Chloride cycle dealkalizers operate similar to sodium cycle cation water softeners. Like water softeners, dealkalizers contain ion-exchange resins that are regenerated with a concentrated salt (brine) solution - NaCl. In the case of a water softener, the cation exchange resin is exchanging sodium (the Na+ ion of NaCl) for hardness minerals such as calcium and magnesium.
A dealkalizer contains strong base anion exchange resin that exchanges chloride (the Cl– ion of the NaCl) for carbonate (CO−
3), bicarbonate (H C O−
3) and sulfate (SO2−
4). As water passes through the anion resin the carbonate, bicarbonate and sulfate ions are exchanged for chloride ions.
"Higher capacities can be realized by use of type II rather than type I strong base anion resins. Although bicarbonates are not held as tightly as chlorides on the SBA (strong base anion) resins in the hydroxide form, when the resin is predominantly in the chloride form the pH has been raised by a small addition of caustic to the brine regenerant, there will be a favorable exchange of bicarbonate for the chloride. This exchange works well only with high alkalinity waters (40% to 80%), with capacities of 4 to 10 Kg/CF being obtained. The advantages of SBA resin dealkalization is that low-cost salt is used in place of the acid necessary for the SAC (strong acid cation) and un-lined steel tanks can be used."[1]
Purpose
Dealkalizers are most often used as pre-treatment to a boiler and are usually preceded by a water softener. Alkalinity is a factor that most often dictates the amount of boiler blowdown. High alkalinity promotes boiler foaming and carryover and causes high amounts of boiler blowoff. When alkalinity is the limiting factor affecting the amount of blowdown, a dealkalizer will increase the cycles of concentrations and reduce blowdown and operating costs.
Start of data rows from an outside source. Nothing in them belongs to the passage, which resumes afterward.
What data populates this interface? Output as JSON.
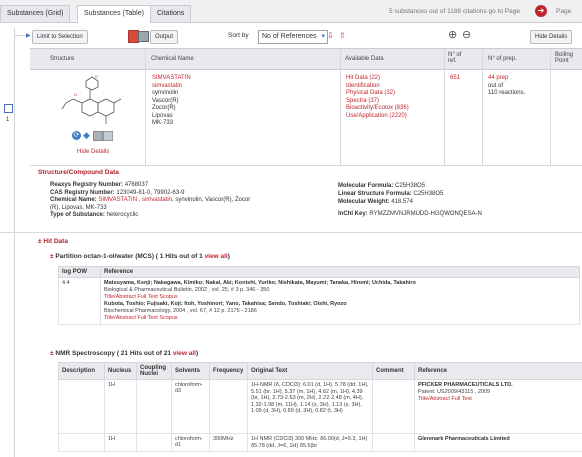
{
  "tabs": [
    {
      "label": "Substances (Grid)"
    },
    {
      "label": "Substances (Table)"
    },
    {
      "label": "Citations"
    }
  ],
  "status": {
    "text": "5 substances out of 1188 citations  go to Page",
    "page_label": "Page"
  },
  "toolbar": {
    "limit_label": "Limit to Selection",
    "output_label": "Output",
    "sort_by_label": "Sort by",
    "sort_value": "No of References",
    "hide_details_label": "Hide Details"
  },
  "columns": {
    "structure": "Structure",
    "chemical_name": "Chemical Name",
    "available_data": "Available Data",
    "n_ref": "N° of ref.",
    "n_prep": "N° of prep.",
    "boiling": "Boiling Point"
  },
  "row": {
    "index": "1",
    "names": [
      "SIMVASTATIN",
      "simvastatin",
      "synvinolin",
      "Vascor(R)",
      "Zocor(R)",
      "Lipovas",
      "MK-733"
    ],
    "available": [
      "Hit Data (22)",
      "Identification",
      "Physical Data (32)",
      "Spectra (37)",
      "Bioactivity/Ecotox (836)",
      "Use/Application (2220)"
    ],
    "n_ref": "651",
    "prep": [
      "44 prep",
      "out of",
      "110 reactions."
    ],
    "hide_details": "Hide Details"
  },
  "details": {
    "title": "Structure/Compound Data",
    "reaxys_label": "Reaxys Registry Number:",
    "reaxys": "4768037",
    "cas_label": "CAS Registry Number:",
    "cas": "123049-81-0, 79902-63-9",
    "chem_label": "Chemical Name:",
    "chem_red": "SIMVASTATIN , simvastatin",
    "chem_rest": ", synvinolin, Vascor(R), Zocor",
    "chem_rest2": "(R), Lipovas, MK-733",
    "type_label": "Type of Substance:",
    "type": "heterocyclic",
    "mf_label": "Molecular Formula:",
    "mf": "C25H38O5",
    "lsf_label": "Linear Structure Formula:",
    "lsf": "C25H38O5",
    "mw_label": "Molecular Weight:",
    "mw": "418.574",
    "inchi_label": "InChI Key:",
    "inchi": "RYMZZMVNJRMUDD-HGQWONQESA-N"
  },
  "hit_data": {
    "title": "Hit Data",
    "partition": {
      "title": "Partition octan-1-ol/water (MCS)",
      "count": "( 1 Hits out of 1",
      "view_all": "view all",
      "close": ")",
      "headers": [
        "log POW",
        "Reference"
      ],
      "value": "4.4",
      "refs": [
        {
          "authors": "Matsuyama, Kenji; Nakagawa, Kimiko; Nakai, Aki; Konishi, Yuriko; Nishikata, Mayumi; Tanaka, Hiromi; Uchida, Takahiro",
          "journal": "Biological & Pharmaceutical Bulletin,  2002 , vol. 25, # 3  p. 346 - 350",
          "links": "Title/Abstract   Full Text    Scopus"
        },
        {
          "authors": "Kubota, Toshio; Fujisaki, Koji; Itoh, Yoshinori; Yano, Takahisa; Sendo, Toshiaki; Oishi, Ryozo",
          "journal": "Biochemical Pharmacology,  2004 , vol. 67, # 12  p. 2175 - 2186",
          "links": "Title/Abstract   Full Text    Scopus"
        }
      ]
    },
    "nmr": {
      "title": "NMR Spectroscopy",
      "count": "( 21 Hits out of 21",
      "view_all": "view all",
      "close": ")",
      "headers": [
        "Description",
        "Nucleus",
        "Coupling Nuclei",
        "Solvents",
        "Frequency",
        "Original Text",
        "Comment",
        "Reference"
      ],
      "rows": [
        {
          "nucleus": "1H",
          "solvents": "chloroform-d3",
          "frequency": "",
          "text": "1H-NMR (δ, CDCl3): 6.01 (d, 1H), 5.78 (dd, 1H), 5.51 (br, 1H), 5.37 (m, 1H), 4.62 (m, 1H), 4.39 (br, 1H), 2.73-2.63 (m, 2H), 2.22-2.48 (m, 4H), 1.32-1.98 (m, 11H), 1.14 (s, 3H), 1.13 (s, 3H), 1.09 (d, 3H), 0.89 (d, 3H), 0.82 (t, 3H)",
          "ref_title": "PFICKER PHARMACEUTICALS LTD.",
          "ref_patent": "Patent:  US2009/43115 , 2009",
          "ref_links": "Title/Abstract   Full Text"
        },
        {
          "nucleus": "1H",
          "solvents": "chloroform-d1",
          "frequency": "300MHz",
          "text": "1H NMR (CDCl3) 300 MHz: δ6.00(d, J=9.3, 1H) δ5.78 (dd, J=6, 1H) δ5.5(br",
          "ref_title": "Glenmark Pharmaceuticals Limited",
          "ref_patent": "",
          "ref_links": ""
        }
      ]
    }
  },
  "colors": {
    "accent": "#c0262c",
    "header_bg": "#e7e9ec",
    "blue": "#3f7dc7"
  }
}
The reduction of blowdown by dealkalization keeps the water treatment chemicals in the boiler longer, thus minimizing the amount of chemicals required for efficient, noncorrosive operation.[2]
Carbonate and bicarbonate alkalinities are decomposed by heat in boiler water releasing carbon dioxide into the steam. This gas combines with the condensed steam in process equipment and return lines to form carbonic acid. This depresses the pH value of the condensate returns and results in corrosive attack on the equipment and piping.
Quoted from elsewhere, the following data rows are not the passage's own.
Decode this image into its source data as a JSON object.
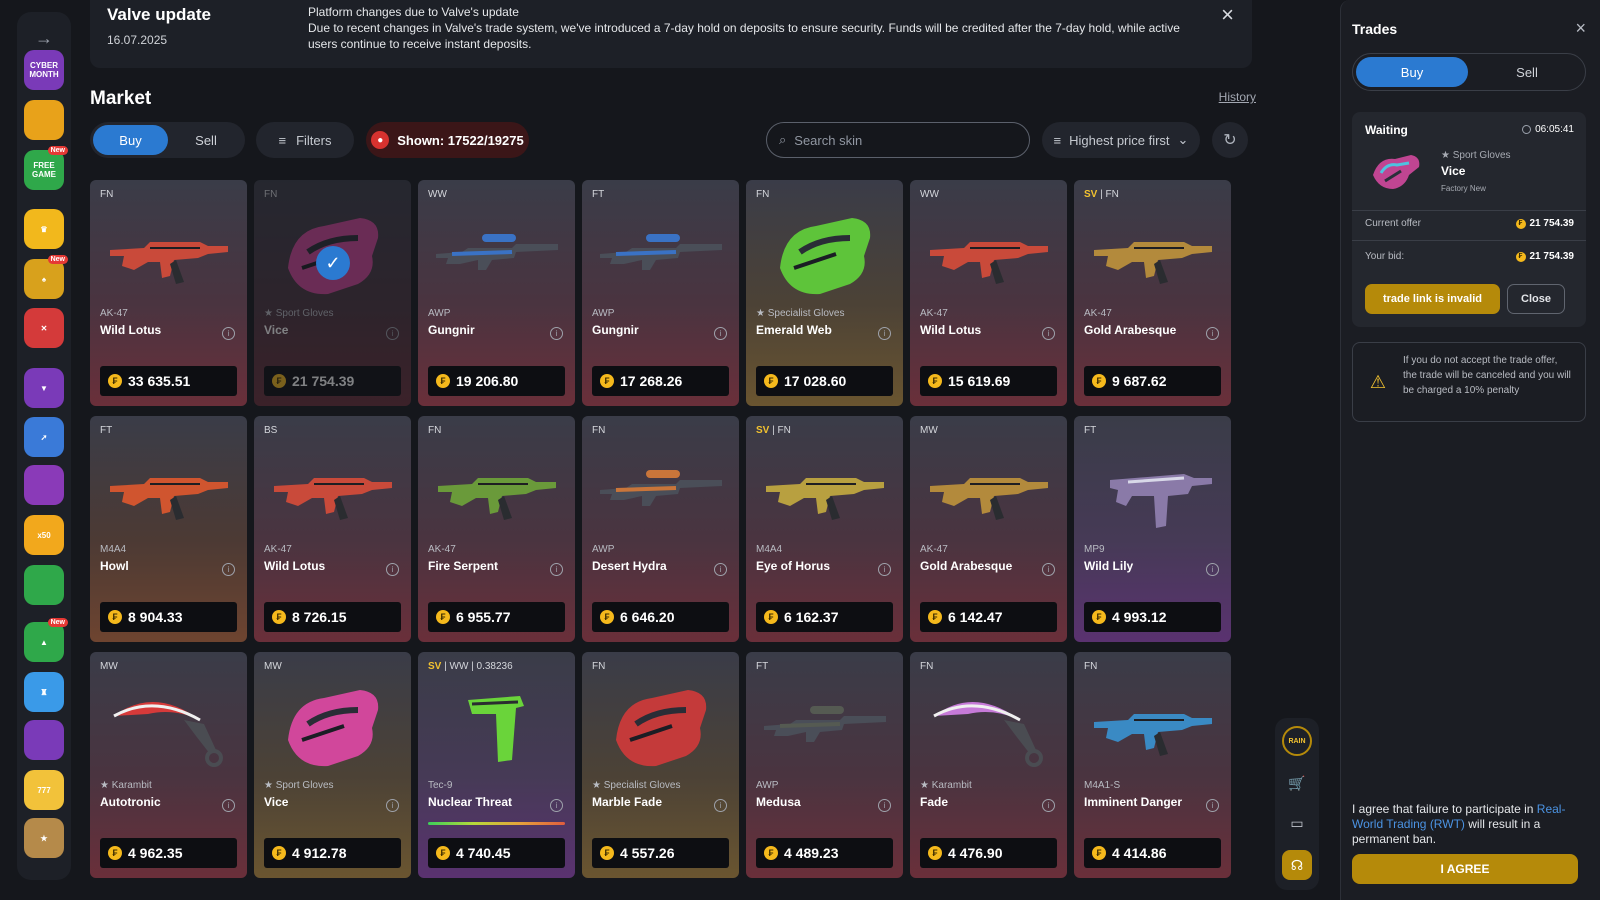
{
  "banner": {
    "title": "Valve update",
    "date": "16.07.2025",
    "heading": "Platform changes due to Valve's update",
    "message": "Due to recent changes in Valve's trade system, we've introduced a 7-day hold on deposits to ensure security. Funds will be credited after the 7-day hold, while active users continue to receive instant deposits."
  },
  "market": {
    "title": "Market",
    "history_label": "History",
    "buy_label": "Buy",
    "sell_label": "Sell",
    "filters_label": "Filters",
    "shown_label": "Shown: 17522/19275",
    "search_placeholder": "Search skin",
    "sort_label": "Highest price first"
  },
  "items": [
    {
      "wear": "FN",
      "sv": "",
      "category": "AK-47",
      "name": "Wild Lotus",
      "price": "33 635.51",
      "color": "#c94a3a",
      "kind": "rifle",
      "bg": "red"
    },
    {
      "wear": "FN",
      "sv": "",
      "category": "★ Sport Gloves",
      "name": "Vice",
      "price": "21 754.39",
      "color": "#d1479b",
      "kind": "glove",
      "bg": "red",
      "selected": true
    },
    {
      "wear": "WW",
      "sv": "",
      "category": "AWP",
      "name": "Gungnir",
      "price": "19 206.80",
      "color": "#3a72c4",
      "kind": "sniper",
      "bg": "red"
    },
    {
      "wear": "FT",
      "sv": "",
      "category": "AWP",
      "name": "Gungnir",
      "price": "17 268.26",
      "color": "#3a72c4",
      "kind": "sniper",
      "bg": "red"
    },
    {
      "wear": "FN",
      "sv": "",
      "category": "★ Specialist Gloves",
      "name": "Emerald Web",
      "price": "17 028.60",
      "color": "#5ec43a",
      "kind": "glove",
      "bg": "gold"
    },
    {
      "wear": "WW",
      "sv": "",
      "category": "AK-47",
      "name": "Wild Lotus",
      "price": "15 619.69",
      "color": "#c94a3a",
      "kind": "rifle",
      "bg": "red"
    },
    {
      "wear": "FN",
      "sv": "SV",
      "category": "AK-47",
      "name": "Gold Arabesque",
      "price": "9 687.62",
      "color": "#b38a3c",
      "kind": "rifle",
      "bg": "red"
    },
    {
      "wear": "FT",
      "sv": "",
      "category": "M4A4",
      "name": "Howl",
      "price": "8 904.33",
      "color": "#d0552f",
      "kind": "rifle",
      "bg": "orange"
    },
    {
      "wear": "BS",
      "sv": "",
      "category": "AK-47",
      "name": "Wild Lotus",
      "price": "8 726.15",
      "color": "#c94a3a",
      "kind": "rifle",
      "bg": "red"
    },
    {
      "wear": "FN",
      "sv": "",
      "category": "AK-47",
      "name": "Fire Serpent",
      "price": "6 955.77",
      "color": "#6a9a3a",
      "kind": "rifle",
      "bg": "red"
    },
    {
      "wear": "FN",
      "sv": "",
      "category": "AWP",
      "name": "Desert Hydra",
      "price": "6 646.20",
      "color": "#c9753a",
      "kind": "sniper",
      "bg": "red"
    },
    {
      "wear": "FN",
      "sv": "SV",
      "category": "M4A4",
      "name": "Eye of Horus",
      "price": "6 162.37",
      "color": "#b8a040",
      "kind": "rifle",
      "bg": "red"
    },
    {
      "wear": "MW",
      "sv": "",
      "category": "AK-47",
      "name": "Gold Arabesque",
      "price": "6 142.47",
      "color": "#b38a3c",
      "kind": "rifle",
      "bg": "red"
    },
    {
      "wear": "FT",
      "sv": "",
      "category": "MP9",
      "name": "Wild Lily",
      "price": "4 993.12",
      "color": "#8a7aa8",
      "kind": "smg",
      "bg": "purple"
    },
    {
      "wear": "MW",
      "sv": "",
      "category": "★ Karambit",
      "name": "Autotronic",
      "price": "4 962.35",
      "color": "#d63a3a",
      "kind": "knife",
      "bg": "red"
    },
    {
      "wear": "MW",
      "sv": "",
      "category": "★ Sport Gloves",
      "name": "Vice",
      "price": "4 912.78",
      "color": "#d1479b",
      "kind": "glove",
      "bg": "gold"
    },
    {
      "wear": "WW | 0.38236",
      "sv": "SV",
      "category": "Tec-9",
      "name": "Nuclear Threat",
      "price": "4 740.45",
      "color": "#6ad43a",
      "kind": "pistol",
      "bg": "purple",
      "floatbar": true
    },
    {
      "wear": "FN",
      "sv": "",
      "category": "★ Specialist Gloves",
      "name": "Marble Fade",
      "price": "4 557.26",
      "color": "#c43a3a",
      "kind": "glove",
      "bg": "gold"
    },
    {
      "wear": "FT",
      "sv": "",
      "category": "AWP",
      "name": "Medusa",
      "price": "4 489.23",
      "color": "#555a52",
      "kind": "sniper",
      "bg": "red"
    },
    {
      "wear": "FN",
      "sv": "",
      "category": "★ Karambit",
      "name": "Fade",
      "price": "4 476.90",
      "color": "#c67ad8",
      "kind": "knife",
      "bg": "red"
    },
    {
      "wear": "FN",
      "sv": "",
      "category": "M4A1-S",
      "name": "Imminent Danger",
      "price": "4 414.86",
      "color": "#3a8ac4",
      "kind": "rifle",
      "bg": "red"
    }
  ],
  "trades": {
    "title": "Trades",
    "buy_label": "Buy",
    "sell_label": "Sell",
    "status": "Waiting",
    "timer": "06:05:41",
    "item_category": "★ Sport Gloves",
    "item_name": "Vice",
    "item_quality": "Factory New",
    "current_offer_label": "Current offer",
    "current_offer_value": "21 754.39",
    "your_bid_label": "Your bid:",
    "your_bid_value": "21 754.39",
    "invalid_label": "trade link is invalid",
    "close_label": "Close",
    "warning": "If you do not accept the trade offer, the trade will be canceled and you will be charged a 10% penalty",
    "agree_pre": "I agree that failure to participate in",
    "agree_link": "Real-World Trading (RWT)",
    "agree_post": "will result in a permanent ban.",
    "agree_button": "I AGREE"
  },
  "rail": {
    "icons": [
      {
        "name": "cyber-month-icon",
        "label": "CYBER MONTH",
        "color": "#7a3ab8",
        "new": false
      },
      {
        "name": "tickets-icon",
        "label": "",
        "color": "#e8a21a",
        "new": false
      },
      {
        "name": "free-game-icon",
        "label": "FREE GAME",
        "color": "#2fa84a",
        "new": true
      },
      {
        "name": "crown-icon",
        "label": "♛",
        "color": "#f2b81c",
        "new": false
      },
      {
        "name": "cards-icon",
        "label": "♠",
        "color": "#d8a11c",
        "new": true
      },
      {
        "name": "swords-icon",
        "label": "✕",
        "color": "#d43a3a",
        "new": false
      },
      {
        "name": "upgrade-icon",
        "label": "▼",
        "color": "#7a3ab8",
        "new": false
      },
      {
        "name": "crash-icon",
        "label": "➚",
        "color": "#3a7ad8",
        "new": false
      },
      {
        "name": "wheel-icon",
        "label": "",
        "color": "#8a3ab8",
        "new": false
      },
      {
        "name": "x50-icon",
        "label": "x50",
        "color": "#f2a81c",
        "new": false
      },
      {
        "name": "coinflip-icon",
        "label": "",
        "color": "#2fa84a",
        "new": false
      },
      {
        "name": "plinko-icon",
        "label": "▲",
        "color": "#2fa84a",
        "new": true
      },
      {
        "name": "tower-icon",
        "label": "♜",
        "color": "#3a9ae8",
        "new": false
      },
      {
        "name": "battle-icon",
        "label": "",
        "color": "#7a3ab8",
        "new": false
      },
      {
        "name": "slots-icon",
        "label": "777",
        "color": "#f2c23a",
        "new": false
      },
      {
        "name": "star-icon",
        "label": "★",
        "color": "#b58a4a",
        "new": false
      }
    ]
  },
  "util": {
    "rain_label": "RAIN"
  }
}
In general, a dealkalizer is best applied to boilers operating below 700 psi (48 bar). In order to justify installation of a dealkalizer on low-pressure boilers, the alkalinity content should be above 50 ppm with the amount of make-up water exceeding 1,000 gallons (approx. 4,000 litres) per day.
Cooling system make-up will also benefit from reduced alkalinity. The addition of a dealkalizer to a cooling water system will substantially reduce the amount of acid required to treat the same amount of water.
Alternate method
Hydrogen cycle weak acid cation resins convert alkalinity into carbon dioxide while removing calcium and magnesium. The resin is regenerated with acids at levels close to stoichiometric requirements.